TRIBUNJAKARTA.COM - Mahfud MD selaku selaku Ketua Komite Koordinasi Nasional Pencegahan dan Pemberantasan Tindak Pidana Pencucian Uang (Komite TPPU) akan kembali berhadapan dengan Komisi III DPR RI hari ini, Selasa (11/4/2023).

Trasaksi janggal terkait dengan Kementerian Keuangan berjumlah agregat Rp 349 triliun akan menjadi bahasan pertemuan yang kedua kali itu.

Di lama dpr.go.id, rapat Komisi III dengan Komite TPPU diagendakan pukul 14.00 WIB.

Sebelumnya, Komite TPPU yang diwakili Ketua Mahfud MD dan Sekretaris yag juga Ketua Pusat Pelaporan dan Analisis Transaksi Keuangan, Ivan Yustiavandana juga telah rapat dengar pendapat umum atau RDPU denga Komisi III pada Rabu (29/3/2023).

Saat itu, Mahfud MD dicecar tentang aliran dana sebesar Rp 349 triliun yang diungkapkannya ke publik.

Terlebih, pernyataan Mahfud MD soal aliran uang panas itu berbeda dengan Menteri Keuangan Sri Mulyani.

Mahfud MD juga saat itu ditagih soal penindakan atas aliran uang yang masih belum terdeteksi orang di baliknya itu. 

Kini, Mahfud MD akan datang dengan persiapan lebih matang.

Baca juga: Mahfud MD Ditanya Mana Suaranya Soal Beredarnya Dokumen Bocor Perkara Korupsi ESDM yang Seret Firli

Sebelum agenda RDPU hari ini, Mahfud MD sudah berkonsolidasi dengan para penggawa Komite TPPU termasauk Sri Mulyani, Ivan Yustiavandana hingga Menko Perekonomian Airlangga Hartarto.

Sebanyak tujuh poin menjadi kesempatan rapat Komite TPPU kemarin, Senin (10/4/2023).

Di antara poin kesepakatan itu adalah pembetukan satgas yang di dalamnya berisi sejumlah penegak hukum dan pengawas dari Polri, Kejaksaan, Otoritas Jasa Keuangan (OJK), PPATK hingga Badan Intelijen Negara (BIN).
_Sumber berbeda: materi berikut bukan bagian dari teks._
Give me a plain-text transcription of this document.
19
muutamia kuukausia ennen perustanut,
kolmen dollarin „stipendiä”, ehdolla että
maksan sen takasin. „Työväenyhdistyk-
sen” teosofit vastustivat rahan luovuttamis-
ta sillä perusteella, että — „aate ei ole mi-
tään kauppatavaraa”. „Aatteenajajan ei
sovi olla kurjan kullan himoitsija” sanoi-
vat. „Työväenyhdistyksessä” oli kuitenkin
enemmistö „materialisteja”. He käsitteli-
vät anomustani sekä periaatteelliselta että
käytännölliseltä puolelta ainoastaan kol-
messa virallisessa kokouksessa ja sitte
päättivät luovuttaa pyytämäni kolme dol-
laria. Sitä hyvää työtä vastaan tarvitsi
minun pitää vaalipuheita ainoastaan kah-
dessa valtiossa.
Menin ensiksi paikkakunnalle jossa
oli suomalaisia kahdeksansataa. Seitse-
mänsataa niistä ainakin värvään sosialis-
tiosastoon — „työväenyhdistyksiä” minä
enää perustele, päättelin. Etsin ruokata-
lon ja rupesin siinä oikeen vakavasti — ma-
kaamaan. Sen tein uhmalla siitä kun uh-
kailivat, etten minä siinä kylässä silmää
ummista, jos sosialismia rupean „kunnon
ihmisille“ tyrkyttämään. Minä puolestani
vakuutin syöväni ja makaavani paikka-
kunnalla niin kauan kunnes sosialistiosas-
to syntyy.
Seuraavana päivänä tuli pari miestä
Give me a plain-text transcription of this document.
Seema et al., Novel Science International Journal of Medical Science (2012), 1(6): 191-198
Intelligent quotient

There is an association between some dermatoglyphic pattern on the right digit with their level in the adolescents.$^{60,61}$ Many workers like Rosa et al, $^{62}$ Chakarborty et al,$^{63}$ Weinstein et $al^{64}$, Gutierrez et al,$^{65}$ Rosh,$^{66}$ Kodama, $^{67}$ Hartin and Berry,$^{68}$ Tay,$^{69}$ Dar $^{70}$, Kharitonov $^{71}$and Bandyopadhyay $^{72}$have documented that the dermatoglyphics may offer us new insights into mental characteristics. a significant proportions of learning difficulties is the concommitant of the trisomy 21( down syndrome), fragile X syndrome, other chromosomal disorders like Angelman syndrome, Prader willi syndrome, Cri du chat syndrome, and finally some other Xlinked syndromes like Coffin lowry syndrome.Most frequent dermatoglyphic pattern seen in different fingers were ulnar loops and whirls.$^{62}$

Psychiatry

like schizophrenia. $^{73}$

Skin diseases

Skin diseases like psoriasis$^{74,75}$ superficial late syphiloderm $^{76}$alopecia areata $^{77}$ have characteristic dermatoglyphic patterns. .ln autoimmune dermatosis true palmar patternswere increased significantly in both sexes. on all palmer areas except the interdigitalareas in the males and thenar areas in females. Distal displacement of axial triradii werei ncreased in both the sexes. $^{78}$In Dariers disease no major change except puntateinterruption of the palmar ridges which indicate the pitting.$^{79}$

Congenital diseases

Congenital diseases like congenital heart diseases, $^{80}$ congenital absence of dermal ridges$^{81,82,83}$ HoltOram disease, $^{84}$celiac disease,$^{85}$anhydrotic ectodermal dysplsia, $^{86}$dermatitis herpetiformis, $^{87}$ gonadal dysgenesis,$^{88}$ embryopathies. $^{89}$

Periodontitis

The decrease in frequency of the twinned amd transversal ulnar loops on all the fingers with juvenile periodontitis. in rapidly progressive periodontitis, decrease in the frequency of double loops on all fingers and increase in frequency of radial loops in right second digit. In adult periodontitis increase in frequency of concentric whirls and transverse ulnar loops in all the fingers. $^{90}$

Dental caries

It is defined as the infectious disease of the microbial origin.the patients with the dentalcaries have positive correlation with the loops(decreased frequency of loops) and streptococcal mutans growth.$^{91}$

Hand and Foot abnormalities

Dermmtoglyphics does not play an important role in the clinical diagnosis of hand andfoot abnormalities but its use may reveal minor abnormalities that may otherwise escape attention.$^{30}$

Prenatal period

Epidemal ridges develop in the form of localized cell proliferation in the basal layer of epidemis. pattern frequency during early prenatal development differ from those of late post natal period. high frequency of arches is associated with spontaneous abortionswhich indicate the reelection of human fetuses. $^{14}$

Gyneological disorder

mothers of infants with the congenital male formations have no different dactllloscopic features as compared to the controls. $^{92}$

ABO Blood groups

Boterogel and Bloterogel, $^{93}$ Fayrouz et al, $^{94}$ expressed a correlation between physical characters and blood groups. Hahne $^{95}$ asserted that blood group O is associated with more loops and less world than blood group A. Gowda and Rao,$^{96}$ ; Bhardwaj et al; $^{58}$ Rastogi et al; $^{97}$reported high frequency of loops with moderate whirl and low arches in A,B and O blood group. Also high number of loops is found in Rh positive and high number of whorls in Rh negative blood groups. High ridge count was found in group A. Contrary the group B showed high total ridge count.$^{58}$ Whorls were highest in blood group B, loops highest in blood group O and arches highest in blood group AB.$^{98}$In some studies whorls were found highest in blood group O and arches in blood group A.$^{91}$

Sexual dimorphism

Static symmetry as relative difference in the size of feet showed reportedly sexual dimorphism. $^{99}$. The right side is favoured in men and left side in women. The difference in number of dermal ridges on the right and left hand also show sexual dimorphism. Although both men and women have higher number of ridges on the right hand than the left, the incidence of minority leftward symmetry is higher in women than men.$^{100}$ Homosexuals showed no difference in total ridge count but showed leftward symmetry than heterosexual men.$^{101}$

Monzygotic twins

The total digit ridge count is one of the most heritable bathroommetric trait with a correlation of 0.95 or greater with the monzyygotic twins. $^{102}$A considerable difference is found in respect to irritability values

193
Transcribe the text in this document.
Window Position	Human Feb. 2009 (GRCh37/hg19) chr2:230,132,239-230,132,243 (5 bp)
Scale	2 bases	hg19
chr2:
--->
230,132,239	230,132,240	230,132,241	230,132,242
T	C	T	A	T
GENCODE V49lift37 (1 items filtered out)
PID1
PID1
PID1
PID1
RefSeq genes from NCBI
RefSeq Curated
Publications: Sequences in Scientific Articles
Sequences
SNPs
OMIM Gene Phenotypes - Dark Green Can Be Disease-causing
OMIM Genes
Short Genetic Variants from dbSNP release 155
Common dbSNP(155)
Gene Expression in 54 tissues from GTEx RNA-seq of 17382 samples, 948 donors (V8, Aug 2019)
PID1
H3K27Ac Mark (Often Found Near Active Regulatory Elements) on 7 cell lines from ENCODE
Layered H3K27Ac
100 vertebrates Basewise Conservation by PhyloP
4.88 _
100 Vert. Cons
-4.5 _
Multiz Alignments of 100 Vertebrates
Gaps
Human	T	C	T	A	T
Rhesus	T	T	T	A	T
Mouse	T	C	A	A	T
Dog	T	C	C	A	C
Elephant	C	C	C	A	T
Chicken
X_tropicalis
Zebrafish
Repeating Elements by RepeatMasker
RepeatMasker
Satgas "garang" itu yang akan menjadi "beking" Mahfud MD berhadapan dengan para politikus di DPR hari ini.

7 Poin Kesepakatan

Sebagai informasi rapat Komite TPPU bertempat di Kantor PPATK, Jakarta, dihadiri  Menteri Koordinator Bidang Politik Hukum dan Keamanan (Ketua Komite TPPU) Mahfud MD, Menteri Koordinator Bidang Perekonomian (Wakil Ketua Komite TPUU) Airlangga Hartarto, Menteri Keuangan (Anggota Komite TPPU) Sri Mulyani, Menteri Hukum dan HAM (Anggota Komite TPPU) Yasonna Laoly, Ketua Pusat Pelaporan dan Analisis Transaksi Keuangan (PPATK) Ivan Yustiavandana, dan Ketua OJK (Anggota Komite TPPU) Mahendra Siregar.

"Pertemuan ini adalah rapat yang ke-5 yang dilakukan oleh komite (baik di tingkat pengarah maupun di tingkat pelaksana) setelah Ketua Komite dan Kepala PPATK mengadakan rapat dengan Komisi III DPR tanggal 29 Maret 2023 dan sebelumnya rapat Menteri Keuangan dengan Komisi XI DPR RI tanggal 27 Maret 2023," ujar Mahfud MD, dikutip dari YouTube Kompas TV, Senin (10/4/2023).

Menkopolhukam yang juga Ketua Komite Koordinasi Nasional Pencegahan dan Pemberantasan Tindak Pidana Pencucian Uang (Komite TPPU) Mahfud MD (kedua kiri) didampingi Menteri Keuangan Sri Mulyani (kiri), Kepala PPATK Ivan Yustiavandana (kedua kanan) dan Kabareskrim Komjen Pol Agus Andrianto (kanan) memberikan keterangan usai pertemuan tertutup membahas penanganan transaksi keuangan mencurigakan dengan nilai agregat Rp 349,87 triliun, di kantor PPATK, Jakarta, Senin (10/4/2023). Dalam keterangannya, Mahfud MD menegaskan tidak ada perbedaan data yang disampaikan Menko Polhukam sebagai Ketua Komite TPPU dengan yang disampaikan Menteri Keuangan terkait transaksi mencurigakan senilai Rp 349 triliun dan selain itu, Komite TPPU akan membentuk tim gabungan atau satuan tugas (satgas) untuk menindaklanjuti transaksi janggal Rp 349,87 triliun di Kementerian Keuangan (Kemenkeu).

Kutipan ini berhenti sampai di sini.